Tuesday, June 28, 2011

The largest offensive ever mounted by a Confederate army. . .

Historian Bobby Krick addresses members of the CompuServe
Civil War Forum at their 15th annual battlefield conference, April 2011
Yesterday was the anniversary of the battle of Gaines's Mill, a major fight that remains obscure even to many self-proclaimed students of the American Civil War. Why Gaines's Mill, the rest of the Seven Days Battles, and the overall 1862 Peninsula Campaign remain in the backwaters of Civil War studies is a mystery to me.

Fortunately for us, organizations on the front lines of the Civil War preservation movement have not given the Seven Days backwater status. Just this year, important portions of the Gaines's Mill battlefield have been saved by the Richmond Battlefields Association and the Civil War Trust.

Speaking of the Civil War Trust, the July 1-8 issue of "The Week" named Civil War Trust as their "Charity of the Week," noting that they have saved 30,000 acres on 110 Civil War battlefields in 20 states. Not a bad track record.

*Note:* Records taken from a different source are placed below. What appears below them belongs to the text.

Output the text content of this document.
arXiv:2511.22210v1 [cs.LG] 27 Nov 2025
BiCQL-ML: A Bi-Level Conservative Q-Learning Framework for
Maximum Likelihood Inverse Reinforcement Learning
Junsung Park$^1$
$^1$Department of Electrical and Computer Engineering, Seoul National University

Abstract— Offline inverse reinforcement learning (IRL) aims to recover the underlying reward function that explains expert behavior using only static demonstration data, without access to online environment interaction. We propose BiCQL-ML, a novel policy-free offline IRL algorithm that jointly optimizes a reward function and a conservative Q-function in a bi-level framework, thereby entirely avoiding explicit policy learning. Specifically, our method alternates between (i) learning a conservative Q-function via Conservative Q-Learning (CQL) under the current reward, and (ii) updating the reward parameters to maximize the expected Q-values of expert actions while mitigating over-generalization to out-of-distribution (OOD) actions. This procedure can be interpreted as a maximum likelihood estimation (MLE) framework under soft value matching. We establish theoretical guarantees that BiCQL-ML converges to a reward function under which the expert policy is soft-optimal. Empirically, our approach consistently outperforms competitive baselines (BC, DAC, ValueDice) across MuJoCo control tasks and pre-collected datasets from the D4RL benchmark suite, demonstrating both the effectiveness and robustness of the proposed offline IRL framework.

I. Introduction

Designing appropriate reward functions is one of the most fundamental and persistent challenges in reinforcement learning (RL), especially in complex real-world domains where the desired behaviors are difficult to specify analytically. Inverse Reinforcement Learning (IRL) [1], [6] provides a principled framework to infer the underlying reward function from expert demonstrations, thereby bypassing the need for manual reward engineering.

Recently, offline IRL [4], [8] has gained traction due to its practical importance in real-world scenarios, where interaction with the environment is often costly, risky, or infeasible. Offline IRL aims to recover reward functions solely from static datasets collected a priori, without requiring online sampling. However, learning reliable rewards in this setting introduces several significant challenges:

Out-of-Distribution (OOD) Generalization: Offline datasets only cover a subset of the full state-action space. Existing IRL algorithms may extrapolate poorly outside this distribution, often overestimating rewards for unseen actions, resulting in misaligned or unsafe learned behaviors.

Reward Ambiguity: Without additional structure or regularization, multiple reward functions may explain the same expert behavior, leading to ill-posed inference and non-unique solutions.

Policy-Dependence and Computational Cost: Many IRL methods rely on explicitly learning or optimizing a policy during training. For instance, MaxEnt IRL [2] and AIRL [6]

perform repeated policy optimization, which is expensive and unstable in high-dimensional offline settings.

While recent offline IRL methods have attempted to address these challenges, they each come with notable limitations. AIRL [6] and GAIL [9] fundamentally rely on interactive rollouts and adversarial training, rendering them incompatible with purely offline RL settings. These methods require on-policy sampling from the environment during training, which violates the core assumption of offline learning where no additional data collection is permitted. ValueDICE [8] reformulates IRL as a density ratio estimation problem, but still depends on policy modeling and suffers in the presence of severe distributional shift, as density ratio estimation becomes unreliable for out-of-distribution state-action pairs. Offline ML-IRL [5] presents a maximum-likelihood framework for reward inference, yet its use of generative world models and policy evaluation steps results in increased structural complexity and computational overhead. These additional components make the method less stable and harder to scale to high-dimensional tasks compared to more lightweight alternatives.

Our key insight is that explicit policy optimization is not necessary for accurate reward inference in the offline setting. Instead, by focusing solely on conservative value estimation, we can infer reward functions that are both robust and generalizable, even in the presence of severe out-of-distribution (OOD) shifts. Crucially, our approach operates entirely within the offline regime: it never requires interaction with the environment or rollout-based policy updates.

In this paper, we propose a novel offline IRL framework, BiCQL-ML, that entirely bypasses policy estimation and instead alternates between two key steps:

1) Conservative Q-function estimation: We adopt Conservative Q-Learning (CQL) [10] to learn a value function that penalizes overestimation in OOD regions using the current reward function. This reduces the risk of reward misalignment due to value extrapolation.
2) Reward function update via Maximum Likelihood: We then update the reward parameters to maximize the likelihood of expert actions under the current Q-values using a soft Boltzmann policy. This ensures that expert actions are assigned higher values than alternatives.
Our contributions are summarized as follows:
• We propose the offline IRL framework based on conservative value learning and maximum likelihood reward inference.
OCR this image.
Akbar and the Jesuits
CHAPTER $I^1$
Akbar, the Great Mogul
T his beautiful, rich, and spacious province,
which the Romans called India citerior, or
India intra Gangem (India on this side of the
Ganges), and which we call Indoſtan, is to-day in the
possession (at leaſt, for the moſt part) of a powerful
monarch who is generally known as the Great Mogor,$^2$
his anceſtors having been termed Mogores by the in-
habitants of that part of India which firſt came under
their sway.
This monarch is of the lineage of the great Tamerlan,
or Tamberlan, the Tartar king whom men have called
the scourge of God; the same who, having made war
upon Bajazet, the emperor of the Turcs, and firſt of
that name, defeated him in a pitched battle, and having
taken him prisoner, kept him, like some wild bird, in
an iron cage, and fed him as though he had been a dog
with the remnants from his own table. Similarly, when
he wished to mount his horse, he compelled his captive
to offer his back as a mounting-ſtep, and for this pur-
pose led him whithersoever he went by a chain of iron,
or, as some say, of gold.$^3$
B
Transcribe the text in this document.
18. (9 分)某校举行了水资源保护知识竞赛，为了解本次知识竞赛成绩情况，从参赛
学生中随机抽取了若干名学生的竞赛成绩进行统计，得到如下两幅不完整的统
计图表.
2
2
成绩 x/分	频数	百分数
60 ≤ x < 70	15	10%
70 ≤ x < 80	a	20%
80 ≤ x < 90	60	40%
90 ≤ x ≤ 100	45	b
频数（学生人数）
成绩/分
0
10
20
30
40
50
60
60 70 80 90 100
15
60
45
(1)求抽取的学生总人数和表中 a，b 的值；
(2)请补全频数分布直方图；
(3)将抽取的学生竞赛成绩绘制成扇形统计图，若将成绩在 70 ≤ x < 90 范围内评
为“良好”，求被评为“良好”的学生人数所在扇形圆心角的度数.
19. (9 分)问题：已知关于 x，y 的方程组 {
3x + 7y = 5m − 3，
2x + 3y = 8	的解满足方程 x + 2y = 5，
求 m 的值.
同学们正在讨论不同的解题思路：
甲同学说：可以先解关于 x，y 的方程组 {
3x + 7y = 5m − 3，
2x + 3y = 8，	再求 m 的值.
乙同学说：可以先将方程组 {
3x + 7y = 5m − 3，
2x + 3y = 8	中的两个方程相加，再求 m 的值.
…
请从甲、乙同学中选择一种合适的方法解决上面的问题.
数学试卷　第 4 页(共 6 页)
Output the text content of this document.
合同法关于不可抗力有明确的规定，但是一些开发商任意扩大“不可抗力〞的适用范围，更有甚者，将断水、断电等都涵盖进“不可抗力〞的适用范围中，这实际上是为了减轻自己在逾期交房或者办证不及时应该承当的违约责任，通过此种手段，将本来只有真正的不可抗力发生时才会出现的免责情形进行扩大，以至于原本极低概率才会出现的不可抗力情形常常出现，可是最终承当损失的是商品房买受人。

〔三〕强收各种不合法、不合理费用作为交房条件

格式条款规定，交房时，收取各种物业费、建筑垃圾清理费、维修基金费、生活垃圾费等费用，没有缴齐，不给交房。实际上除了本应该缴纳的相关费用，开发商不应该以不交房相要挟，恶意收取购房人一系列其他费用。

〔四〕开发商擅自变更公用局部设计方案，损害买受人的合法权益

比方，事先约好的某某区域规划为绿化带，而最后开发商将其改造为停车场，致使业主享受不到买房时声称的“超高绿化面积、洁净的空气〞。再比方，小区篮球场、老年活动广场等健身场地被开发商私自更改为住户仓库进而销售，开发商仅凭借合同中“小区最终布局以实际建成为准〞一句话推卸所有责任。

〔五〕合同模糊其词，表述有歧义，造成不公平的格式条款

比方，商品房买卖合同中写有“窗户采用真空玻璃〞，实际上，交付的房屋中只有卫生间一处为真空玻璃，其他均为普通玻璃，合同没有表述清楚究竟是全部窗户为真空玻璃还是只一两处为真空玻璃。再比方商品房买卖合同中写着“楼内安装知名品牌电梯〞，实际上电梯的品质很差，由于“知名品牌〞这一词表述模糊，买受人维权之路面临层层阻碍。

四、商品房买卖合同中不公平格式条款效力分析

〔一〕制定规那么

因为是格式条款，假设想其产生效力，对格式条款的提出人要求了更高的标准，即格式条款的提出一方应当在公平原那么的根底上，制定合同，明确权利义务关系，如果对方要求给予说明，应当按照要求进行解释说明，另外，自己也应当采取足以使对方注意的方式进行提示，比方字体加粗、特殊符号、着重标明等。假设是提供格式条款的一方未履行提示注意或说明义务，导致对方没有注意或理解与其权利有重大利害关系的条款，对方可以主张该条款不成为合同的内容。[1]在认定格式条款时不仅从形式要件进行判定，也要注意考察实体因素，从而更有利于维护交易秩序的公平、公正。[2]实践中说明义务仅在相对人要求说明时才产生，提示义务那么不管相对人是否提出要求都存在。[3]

Civil War Trust's web site continues to grow into one of the most useful and fascinating resources on the Civil War. The articles, maps, interviews, photo galleries, and videos make up a treasure trove of some of the most reliable and interesting information to be found in one place. Their Gaines's Mill page, for example, is the perfect starting point for planning a visit to the battlefield. Once there, you would do well to get in on one of NPS historian Bobby Krick's tours of the battlefield.
In the penultimate essay, Krick looks at the climax of the battle of Gaines's Mill, by far the bloodiest of the Seven Days. His topic is Brig. Gen. W. H. C. Whiting's two-brigade division and its late-afternoon assault that breached Union lines near the Watt House. Krick draws on an impressive array of materials to make sense of the attacks, which, among other results, catapulted the soldiers of John Bell Hood's Texas Brigade to fame as the army's finest shock troops. Krick reminds readers that the offensive at Gaines's Mill was the largest ever mounted by any Confederate army, its 50,000 participants far exceeding the number involved in more famous attacks by George E. Pickett and James Johnston Pettigrew at Gettysburg and Stonewall Jackson at Chancellorsville. He also sees the attack on June 27 as a pivotal event that marked the first offensive tactical victory for Lee and the Army of Northern Virginia. The general and his soldiers built on that foundation to create one of the most famous and effective military partnerships in American history.
[The extract above is from the introduction to Gary Gallagher's, The Richmond Campaign of 1862: the Peninsula and the Seven Days, speaking of Bobby Krick's contribution to the volume.]


Tim Kent said...

Great blog. I always thought the Seven Days battles were under played in history. I think this is because most of those battlefields were not preserved as well as others.

Damian Shiels said...

I agree the Civil War Trust website is a fantastic resource for these sites. I am currently reading Brian Burton's 'Extraordinary Circumstances' about the 7 Days Battles- it surprises me that Gaines Mill hasn't had more coverage as well given its size, I would love to see an individual study of it.